Bobby Fischer’s attainment of his lifelong desire – to be recognized as the best chess player in the world – left him adrift. Despite his genius-level intellect, he failed to grasp what his achievement had done to him. It left him empty, so completely so that he never again played competitive chess. The high point of the four decades after his triumph came twenty years later: a 1992 rematch against Boris Spassky, whom he’d defeated for the championship.
Had Fischer painted his own portrait, it would have been monochrome: supremacy at chess and nothing else. Brady’s biography makes it plain. It’s the ultimate real-life tale of obsession and its consequences.
Concentration is critical to attaining a goal. One must focus one’s attention and energies. Yet as with many other practices deemed beneficial within its context, it can be overdone, transformed into an obsession that makes one’s life essentially empty even before the attainment of the goal. In this I speak from experience, though I must withhold the details.
Goals are important. I can’t imagine how anyone could live a satisfying life without one or more goals to pursue. But no goal, however ardently desired and pursued, should be allowed to displace all other considerations from one’s life. Suppose you get there. What then?
Quite a lot of unhappy rich and / or famous people could tell you: It’s not easy to find a satisfactory new reason to live once your lifelong obsession has been fulfilled. Far better to have at least a few “goals” to pursue that cannot, because of their very nature, be conclusively “fulfilled.”

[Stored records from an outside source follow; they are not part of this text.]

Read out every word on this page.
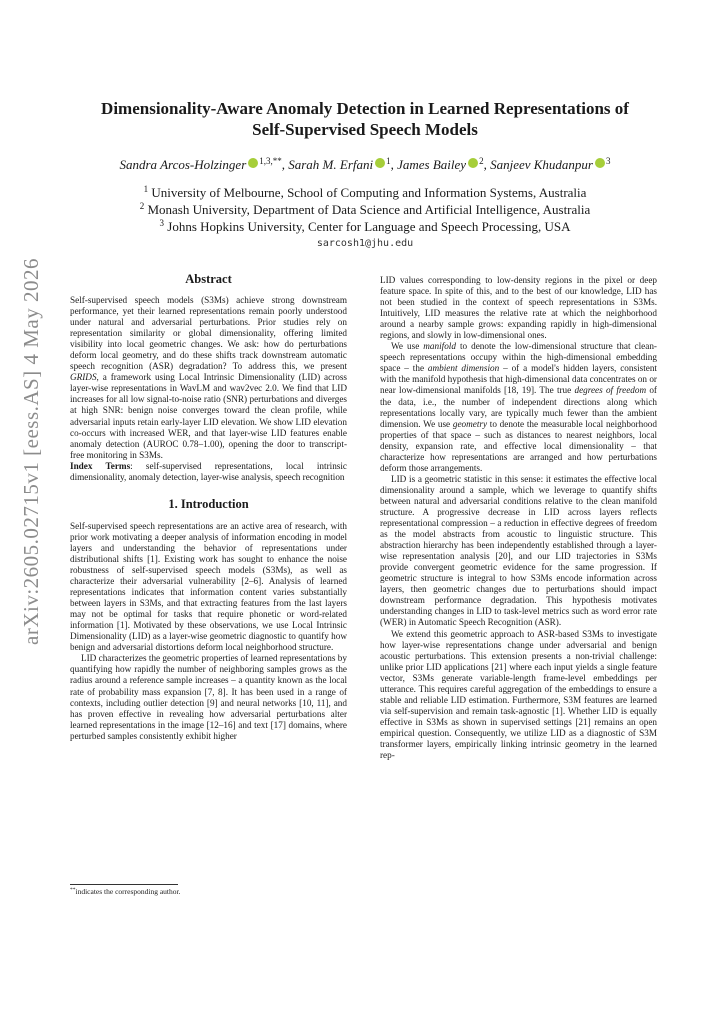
arXiv:2605.02715v1 [eess.AS] 4 May 2026
Dimensionality-Aware Anomaly Detection in Learned Representations of
Self-Supervised Speech Models
Sandra Arcos-Holzinger $^{1,3,**}$, Sarah M. Erfani $^1$, James Bailey $^2$, Sanjeev Khudanpur $^3$
$^1$ University of Melbourne, School of Computing and Information Systems, Australia
$^2$ Monash University, Department of Data Science and Artificial Intelligence, Australia
$^3$ Johns Hopkins University, Center for Language and Speech Processing, USA
sarcosh1@jhu.edu
Abstract

Self-supervised speech models (S3Ms) achieve strong downstream performance, yet their learned representations remain poorly understood under natural and adversarial perturbations. Prior studies rely on representation similarity or global dimensionality, offering limited visibility into local geometric changes. We ask: how do perturbations deform local geometry, and do these shifts track downstream automatic speech recognition (ASR) degradation? To address this, we present GRIDS, a framework using Local Intrinsic Dimensionality (LID) across layer-wise representations in WavLM and wav2vec 2.0. We find that LID increases for all low signal-to-noise ratio (SNR) perturbations and diverges at high SNR: benign noise converges toward the clean profile, while adversarial inputs retain early-layer LID elevation. We show LID elevation co-occurs with increased WER, and that layer-wise LID features enable anomaly detection (AUROC 0.78–1.00), opening the door to transcript-free monitoring in S3Ms.

Index Terms: self-supervised representations, local intrinsic dimensionality, anomaly detection, layer-wise analysis, speech recognition

1. Introduction

Self-supervised speech representations are an active area of research, with prior work motivating a deeper analysis of information encoding in model layers and understanding the behavior of representations under distributional shifts [1]. Existing work has sought to enhance the noise robustness of self-supervised speech models (S3Ms), as well as characterize their adversarial vulnerability [2–6]. Analysis of learned representations indicates that information content varies substantially between layers in S3Ms, and that extracting features from the last layers may not be optimal for tasks that require phonetic or word-related information [1]. Motivated by these observations, we use Local Intrinsic Dimensionality (LID) as a layer-wise geometric diagnostic to quantify how benign and adversarial distortions deform local neighborhood structure.

LID characterizes the geometric properties of learned representations by quantifying how rapidly the number of neighboring samples grows as the radius around a reference sample increases – a quantity known as the local rate of probability mass expansion [7, 8]. It has been used in a range of contexts, including outlier detection [9] and neural networks [10, 11], and has proven effective in revealing how adversarial perturbations alter learned representations in the image [12–16] and text [17] domains, where perturbed samples consistently exhibit higher

LID values corresponding to low-density regions in the pixel or deep feature space. In spite of this, and to the best of our knowledge, LID has not been studied in the context of speech representations in S3Ms. Intuitively, LID measures the relative rate at which the neighborhood around a nearby sample grows: expanding rapidly in high-dimensional regions, and slowly in low-dimensional ones.

We use manifold to denote the low-dimensional structure that clean-speech representations occupy within the high-dimensional embedding space – the ambient dimension – of a model's hidden layers, consistent with the manifold hypothesis that high-dimensional data concentrates on or near low-dimensional manifolds [18, 19]. The true degrees of freedom of the data, i.e., the number of independent directions along which representations locally vary, are typically much fewer than the ambient dimension. We use geometry to denote the measurable local neighborhood properties of that space – such as distances to nearest neighbors, local density, expansion rate, and effective local dimensionality – that characterize how representations are arranged and how perturbations deform those arrangements.

LID is a geometric statistic in this sense: it estimates the effective local dimensionality around a sample, which we leverage to quantify shifts between natural and adversarial conditions relative to the clean manifold structure. A progressive decrease in LID across layers reflects representational compression – a reduction in effective degrees of freedom as the model abstracts from acoustic to linguistic structure. This abstraction hierarchy has been independently established through a layer-wise representation analysis [20], and our LID trajectories in S3Ms provide convergent geometric evidence for the same progression. If geometric structure is integral to how S3Ms encode information across layers, then geometric changes due to perturbations should impact downstream performance degradation. This hypothesis motivates understanding changes in LID to task-level metrics such as word error rate (WER) in Automatic Speech Recognition (ASR).

We extend this geometric approach to ASR-based S3Ms to investigate how layer-wise representations change under adversarial and benign acoustic perturbations. This extension presents a non-trivial challenge: unlike prior LID applications [21] where each input yields a single feature vector, S3Ms generate variable-length frame-level embeddings per utterance. This requires careful aggregation of the embeddings to ensure a stable and reliable LID estimation. Furthermore, S3M features are learned via self-supervision and remain task-agnostic [1]. Whether LID is equally effective in S3Ms as shown in supervised settings [21] remains an open empirical question. Consequently, we utilize LID as a diagnostic of S3M transformer layers, empirically linking intrinsic geometry in the learned rep-

**indicates the corresponding author.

How many colors will it take to paint your portrait?
“It is good to have an end to journey towards; but it is the journey that matters, in the end.” – Ursula K. LeGuin, The Left Hand of Darkness
Be well and happy.
1 comment:
Glad I'm not a monomanic genius. Just a regular person, happy as a clam most days, just to wake up in a warm comfortable bed, and know that there is food available.
I'm so easily satisfied, it's scary.